More than 50 scientists and epidemiologists at the Centers for Disease Control and Prevention in Atlanta are studying the strain, and dozens of public health investigators in Southern California are looking for more cases among the those who had contact with the children.
"While we have a low index of suspicion that this is a pandemic, we're being very careful in our investigation to rule out every possibility," said Lyn Finelli, an epidemiologist in the CDC's influenza division.
Neither of the children -- a 10-year-old boy in San Diego County and a 9-year-old girl in Imperial County, just to the east -- was seriously ill. The cases were detected because both children were treated at clinics that took nose or throat swabs looking for influenza and passed the samples on to health department labs when they could not identify the strains.
"It was a very fortunate lightning strike," Finelli said yesterday.
Both children have recovered. The boy, however, took an airplane trip to Texas with his younger brother while at the tail end of his illness before it was known that he had an unusual strain of flu. Health officials in the Dallas area are looking for cases there, as well as among airline employees who assisted the two children, who traveled as "unaccompanied minors."
Public health officials in the two California counties -- both of which border Mexico -- are urging physicians and hospitals to look carefully for cases of flu and report any to local health departments.
Flu season, which officially ended this month, was mild this year. However, Stephen Munday, the health officer for Imperial County, said his jurisdiction saw cases late in March, although not enough to qualify as an outbreak. Whether any other cases involved swine flu is unknown at this point.
The Imperial County girl fell ill on March 28 with cough and a high fever, and the San Diego boy came down with similar symptoms, as well as vomiting, two days later. People in both households became sick before and after the children did, although health officials have not determined whether they also had swine flu.
Munday said his department has drawn blood from more than 20 people to be tested for antibodies to the swine flu strain. The antibodies would be a sign that those people were infected even if they never had symptoms. He said some had traveled into Mexico recently but would not describe them further.
"As of yet, we have not been able to come up with any explanation of why anyone would have swine flu," he said.
Molecular analysis of the virus suggests that it is the product of a rare event called a "gene reassortment." In a reassortment, two distinct strains of virus infect the same cell. The viruses take over the cell's genetic machinery to make copies of themselves, mingling the genes of the two strains to create a new, essentially hybrid, strain. Six of the eight genes in the new strain are from the North American lineage of swine flu, but two are from the Eurasian lineage.
The reassortment probably occurred in a pig sometime in the past decade. Both sets of genes are slightly different from those of their original lineage -- a sign that time has passed. However, it is unlikely that they have been in humans very long.
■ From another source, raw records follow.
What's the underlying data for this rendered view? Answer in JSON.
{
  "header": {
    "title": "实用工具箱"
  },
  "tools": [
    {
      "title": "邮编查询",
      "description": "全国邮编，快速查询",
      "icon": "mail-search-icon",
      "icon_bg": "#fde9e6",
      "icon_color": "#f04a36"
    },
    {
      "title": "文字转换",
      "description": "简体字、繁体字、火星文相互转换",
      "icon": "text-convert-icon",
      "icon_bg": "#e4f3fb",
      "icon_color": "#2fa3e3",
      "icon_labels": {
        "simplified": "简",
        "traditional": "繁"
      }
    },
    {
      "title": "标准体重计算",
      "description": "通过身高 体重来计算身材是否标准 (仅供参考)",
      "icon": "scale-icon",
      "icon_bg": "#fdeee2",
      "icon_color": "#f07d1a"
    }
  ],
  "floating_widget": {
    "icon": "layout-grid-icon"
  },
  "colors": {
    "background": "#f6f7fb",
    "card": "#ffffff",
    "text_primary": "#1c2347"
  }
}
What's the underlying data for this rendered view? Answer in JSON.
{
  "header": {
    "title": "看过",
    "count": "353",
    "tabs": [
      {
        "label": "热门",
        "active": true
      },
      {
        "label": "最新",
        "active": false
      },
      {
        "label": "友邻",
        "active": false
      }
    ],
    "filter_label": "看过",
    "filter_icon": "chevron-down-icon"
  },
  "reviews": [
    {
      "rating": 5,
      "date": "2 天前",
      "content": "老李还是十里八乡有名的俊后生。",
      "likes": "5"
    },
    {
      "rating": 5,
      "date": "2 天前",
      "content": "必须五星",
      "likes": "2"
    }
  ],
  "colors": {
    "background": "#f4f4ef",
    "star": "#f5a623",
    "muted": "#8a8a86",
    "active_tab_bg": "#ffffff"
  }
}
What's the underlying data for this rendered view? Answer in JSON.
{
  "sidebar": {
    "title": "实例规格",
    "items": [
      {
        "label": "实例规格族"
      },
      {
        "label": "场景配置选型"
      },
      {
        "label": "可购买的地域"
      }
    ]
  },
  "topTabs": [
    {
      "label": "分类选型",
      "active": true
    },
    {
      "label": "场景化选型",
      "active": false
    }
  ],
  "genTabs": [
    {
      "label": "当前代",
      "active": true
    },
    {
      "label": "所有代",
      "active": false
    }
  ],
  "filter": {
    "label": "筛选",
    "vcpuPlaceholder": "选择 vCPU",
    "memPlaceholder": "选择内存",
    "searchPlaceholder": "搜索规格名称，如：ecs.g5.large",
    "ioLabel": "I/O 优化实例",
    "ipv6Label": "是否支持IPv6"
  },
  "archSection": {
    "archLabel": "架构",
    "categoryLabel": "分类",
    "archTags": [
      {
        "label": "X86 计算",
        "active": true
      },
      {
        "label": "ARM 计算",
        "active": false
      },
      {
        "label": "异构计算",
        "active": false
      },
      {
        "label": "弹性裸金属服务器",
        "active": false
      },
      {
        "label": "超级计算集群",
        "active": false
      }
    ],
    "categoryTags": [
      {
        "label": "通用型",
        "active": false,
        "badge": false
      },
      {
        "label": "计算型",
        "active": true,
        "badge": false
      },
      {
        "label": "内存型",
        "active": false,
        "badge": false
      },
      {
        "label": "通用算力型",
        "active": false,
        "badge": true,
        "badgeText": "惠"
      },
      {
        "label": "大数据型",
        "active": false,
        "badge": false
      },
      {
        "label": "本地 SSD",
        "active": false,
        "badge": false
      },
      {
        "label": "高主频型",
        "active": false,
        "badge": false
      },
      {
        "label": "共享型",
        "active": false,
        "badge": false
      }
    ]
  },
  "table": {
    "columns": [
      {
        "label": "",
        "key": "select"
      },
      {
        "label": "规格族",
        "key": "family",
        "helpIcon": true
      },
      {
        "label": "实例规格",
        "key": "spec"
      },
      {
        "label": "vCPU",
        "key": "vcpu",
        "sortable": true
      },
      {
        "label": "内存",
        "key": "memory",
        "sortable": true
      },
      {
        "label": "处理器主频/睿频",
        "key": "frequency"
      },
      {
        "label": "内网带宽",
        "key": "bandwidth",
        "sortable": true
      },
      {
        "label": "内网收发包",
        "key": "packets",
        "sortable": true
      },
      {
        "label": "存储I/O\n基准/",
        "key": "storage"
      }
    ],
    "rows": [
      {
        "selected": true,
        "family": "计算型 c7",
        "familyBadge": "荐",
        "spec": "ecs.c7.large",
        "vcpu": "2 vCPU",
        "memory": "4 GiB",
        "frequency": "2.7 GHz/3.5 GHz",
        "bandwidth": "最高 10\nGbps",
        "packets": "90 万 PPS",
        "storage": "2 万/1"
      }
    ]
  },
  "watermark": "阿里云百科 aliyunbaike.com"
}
"If these viruses had been circulating at low levels in humans for several years, we probably would have detected them," said Nancy J. Cox, head of the CDC's influenza division.
The ability to find and identify rare strains of influenza virus has improved greatly in the past decade, spurred in part by the "bird flu" outbreak in Asia and the anthrax attacks of 2001.
In the past three years, the CDC has investigated 12 cases of human illness caused by swine flu strains. In 11 of the cases, however, the infected people had direct or indirect exposure to pigs.
In 1976, a strain of swine flu caused illness in 13 soldiers at Fort Dix in New Jersey, killing one.
Fearing a pandemic might be in the offing, the federal government ordered emergency production of a vaccine and made plans to administer it to millions of elderly and vulnerable Americans. Mass immunization was halted, however, when the virus did not spread and some vaccine recipients developed a rare neurological disorder called Guillain-Barre syndrome.